【Domestic Papers】National University of Defense Technology---Test on the Output Characteristics of Fe-β-Ga₂O₃ Photoconductive Semiconductor Device Toward High-Power Microwave Sources

      Researchers from the National University of Defense Technology have published a dissertation titled "Test on the Output Characteristics of Fe-β-Ga₂O₃ Photoconductive Semiconductor Device Toward High-Power Microwave Sources" in IEEE Transactions on Electron Devices.

Project support

      This work was supported in part by the Key Program of the National Natural Science Foundation of China under Grant 62434010, in part by the National Natural Science Foundation of China under Grant 62101577, and in part by the Natural Science Foundation of Hunan Province under Grant 2025JJ20065.

Background

      Photoconductive semiconductor devices (PCSDs) achieve the conduction and cut-off of the devices through the control of the electrical conductivity of semiconductor materials triggered by lasers. These devices possess advantages such as optoelectronic isolation, rapid response, and high power, making them significantly applicable in the fields of ultrafast electronics, pulsed power, high-power microwave sources, and so on. PSCDs fabricated based on the third-generation semiconductors SiC and GaN have been extensively studied. Among them, the 4H-SiC PCSD can achieve peak power output at the MW level in vertical electrode structure and has a tunable frequency ranging from 0.5 to 10 GHz in planar electrode structure. To further achieve breakthroughs in high-power output, high-frequency response, and high photoelectric conversion efficiency of PCSDs, the research and application of ultra-wide bandgap materials will become one of the main directions for the future research and development of PCSDs. Currently, representative ultra-wide bandgap materials such as Ga₂O₃ possess a wide bandgap (E_g = 4.7–4.9 eV), a high dielectric constant, and a high critical breakdown electric field (8 MV/cm) compared with 4H-SiC. Meanwhile, in terms of the manufacturing process, Ga₂O₃ crystals can be grown by the mature melting method. Compared with diamond which has a similar breakdown electric field (10 MV/cm), Ga₂O₃ is expected to have a lower cost. Therefore, the performance of Ga₂O₃ PCSD has the potential for low cost, high voltage withstand capability, and high power. Moreover, among the five crystal systems of Ga₂O₃, β-Ga₂O₃ has the most stable performance. Crystals doped with low-valence Fe elements can also obtain high-resistance β-Ga₂O₃. Consequently, to fully utilize the material advantages of β-Ga₂O₃, we have fabricated the vertically-facing electrode Fe-β-Ga₂O₃ PCSD.

Abstract

      We focus on the Fe-β-Ga₂O₃ photoconductive semiconductor device (PCSD) for high-power microwave source applications. We tested and analyzed the output characteristics of this device, including its dark-state resistance (10¹³Ω), dark-state withstand voltage (31.6 kV), photoconductive output, and high-frequency response. When irradiated by single-pulse lasers at 532 and 1064 nm, both with a full-width at half-maximum (FWHM) of 10 ns, the Fe-β-Ga₂O₃ PCSD operates in a linear mode. The peak voltage output under 532 nm laser irradiation is 18 times that under 1064-nm laser irradiation. However, its photoresponsivity is relatively low, with the highest value only reaching the order of 10^-7 A/W. Under the irradiation of 532 nm continuous laser pulses with a base width of 30 ns at different modulation frequencies ranging from 0.4 to 1.2 GHz, the modulation depth of the Fe-β-Ga₂O₃ PCSD is above 90%. To further enhance the photoresponsivity, we carried out simulation-based optimizations on internal and external quantum efficiency. As a result, the photoresponsivity was increased by 6.97 times and 2.69 times, respectively.

Conclusion

      A vertically-electrode-configured Fe-β-Ga₂O₃ PCSD device was designed and tested to evaluate its output performance.
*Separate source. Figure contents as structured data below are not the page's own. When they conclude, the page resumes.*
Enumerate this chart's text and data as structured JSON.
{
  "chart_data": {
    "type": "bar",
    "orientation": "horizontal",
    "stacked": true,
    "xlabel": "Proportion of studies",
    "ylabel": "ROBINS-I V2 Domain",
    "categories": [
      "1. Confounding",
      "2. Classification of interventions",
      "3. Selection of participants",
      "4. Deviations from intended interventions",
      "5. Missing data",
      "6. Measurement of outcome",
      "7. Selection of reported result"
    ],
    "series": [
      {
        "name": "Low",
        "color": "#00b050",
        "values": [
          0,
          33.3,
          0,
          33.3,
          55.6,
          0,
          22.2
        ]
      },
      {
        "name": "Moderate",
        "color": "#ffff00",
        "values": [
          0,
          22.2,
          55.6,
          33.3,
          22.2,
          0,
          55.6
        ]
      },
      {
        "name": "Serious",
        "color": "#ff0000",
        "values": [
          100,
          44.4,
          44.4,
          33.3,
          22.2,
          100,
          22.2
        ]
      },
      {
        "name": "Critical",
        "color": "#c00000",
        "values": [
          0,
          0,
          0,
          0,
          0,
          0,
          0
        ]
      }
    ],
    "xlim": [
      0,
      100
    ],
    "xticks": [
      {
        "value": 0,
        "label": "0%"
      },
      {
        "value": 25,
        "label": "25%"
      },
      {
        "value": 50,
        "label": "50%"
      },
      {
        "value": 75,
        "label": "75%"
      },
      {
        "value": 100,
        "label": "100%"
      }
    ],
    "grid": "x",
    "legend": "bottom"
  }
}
      1) Thanks to the wide bandgap of gallium oxide, the Fe-β-Ga₂O₃ PCSD can withstand a dark voltage of 31.5 kV. The field concentration effect at the triple junction of the device leads to bulk breakdown at the edges of the electrodes.

      2) Based on single-pulse test results, a model was established to describe the relationship between the internal mobility and photogenerated carrier concentration of the device and the electric field and laser energy. This model confirmed the single-photon linear absorption behavior of the device under 1064 and 532 nm laser triggering.

      3) In addition, the device demonstrates a modulation depth of over 90% for microwaves at 1.2 GHz.

      In future work, we will consider using lasers with shorter wavelengths to test the optoelectronic response of the device and focus on optimizing the doping concentration of Fe-β-Ga₂O₃ PCSD and the reflective optical path, thereby laying the foundation for achieving higher output power and higher response frequencies in Fe-β-Ga₂O₃ PCSD.